Is it swimmer's ear or ear infection?

The 2 main kinds of ear infections are: acute otitis media (an infection of the middle ear) and otitis externa, which is commonly known as swimmer’s ear. A swimmer’s ear occurs in the ear canal, while a middle ear infection happens behind the eardrum. These infections are caused by different organisms. 

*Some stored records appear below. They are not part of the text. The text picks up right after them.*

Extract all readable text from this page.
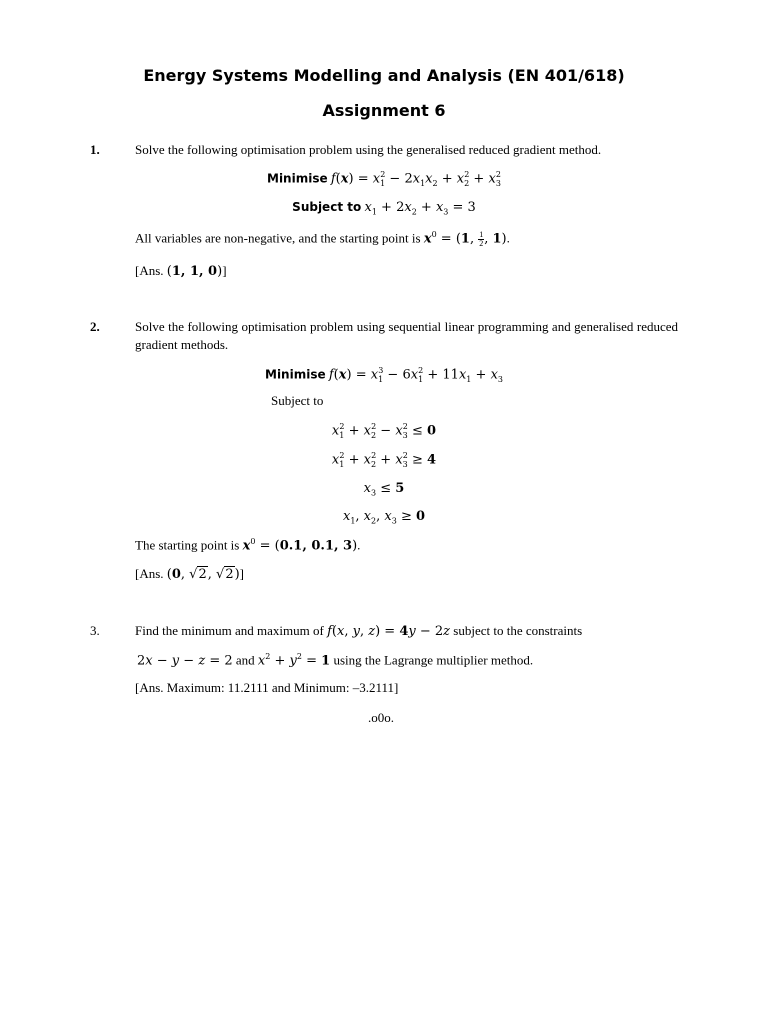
Energy Systems Modelling and Analysis (EN 401/618)
Assignment 6
1.	Solve the following optimisation problem using the generalised reduced gradient method.
Minimise $f(x) = x_1^2 - 2x_1x_2 + x_2^2 + x_3^2$
Subject to $x_1 + 2x_2 + x_3 = 3$
All variables are non-negative, and the starting point is $x^0 = (1$, $\frac{1}{2}$ , 1).
[Ans. (1, 1, 0)]
2.	Solve the following optimisation problem using sequential linear programming and generalised reduced gradient methods.
Minimise $f(x) = x_1^3 - 6x_1^2 + 11x_1 + x_3$
Subject to
$x_1^2 + x_2^2 - x_3^2 \le 0$
$x_1^2 + x_2^2 + x_3^2 \ge 4$
$x_3 \le 5$
$x_1$, $x_2$, $x_3 \ge 0$
The starting point is $x^0 = (0.1$, 0.1, 3).
[Ans. (0, √2, √2)]
3.	Find the minimum and maximum of f(x, y, z) = 4y − 2z subject to the constraints
2x − y − z = 2 and $x^2 + y^2 = 1$ using the Lagrange multiplier method.
[Ans. Maximum: 11.2111 and Minimum: –3.2111]
.o0o.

Middle ear infection symptoms

Symptoms and signs typically start as a common cold, runny nose, cough and congestion, then might progress to:

  • Ear pulling
  • Fever
  • Decreased appetite
  • Fussiness
  • Diarrhea
  • Vomiting

Severe pain or fever in kids younger than two years could require going to the pediatrician by the next day.  Older kids or children with mild symptoms could as well be observed for 24 to 48 hours, before it is necessary to have an office visit. Most of the time, swimmers' ear is caused by some germs called pseudomonas. These germs are found in hot tubs and pools. These are the same kind of bacteria that is associated with a skin rash called “hot tub folliculitis,” that can develop after spending time in a hot tub. Swimmer's ear is also caused by Staphylococcus strains that usually live on the skin.


Swimmer’s ear symptoms

  • Redness and itching in the ear canal
  • Pain becoming worse by pulling on the outer ear
  • Swelling of the ear canal
  • Clear drainage

Something that could help prevent swimmer’s ear is keeping your ears dry. While swimming, you should be using  earplugs or over-the-counter drops when you're done swimming. 

 There is no reason to be concerned if treatment for swimmer's ear is not available right away. Parents might safely treat their children's pain and symptoms until they can see a doctor. In severe cases, it could lead to secondary infections like cellulitis, and also cartilage or bone damage. Perforation of the eardrum is a risk with both infections, so you should call our GP for ear infections in Fuengirola to get treatment. Furthermore, the presence of fluid in the ear for an extended period of time may affect a child's speech and hearing. 

When to call our GP for ear infections in Fuengirola

Ear infections can sometimes heal on their own after a few days. If the pain persists and you have a fever, call our GP for ear infections in Fuengirola as soon as you can. If you're having trouble hearing or have fluid that drains from your ear, you should see a doctor.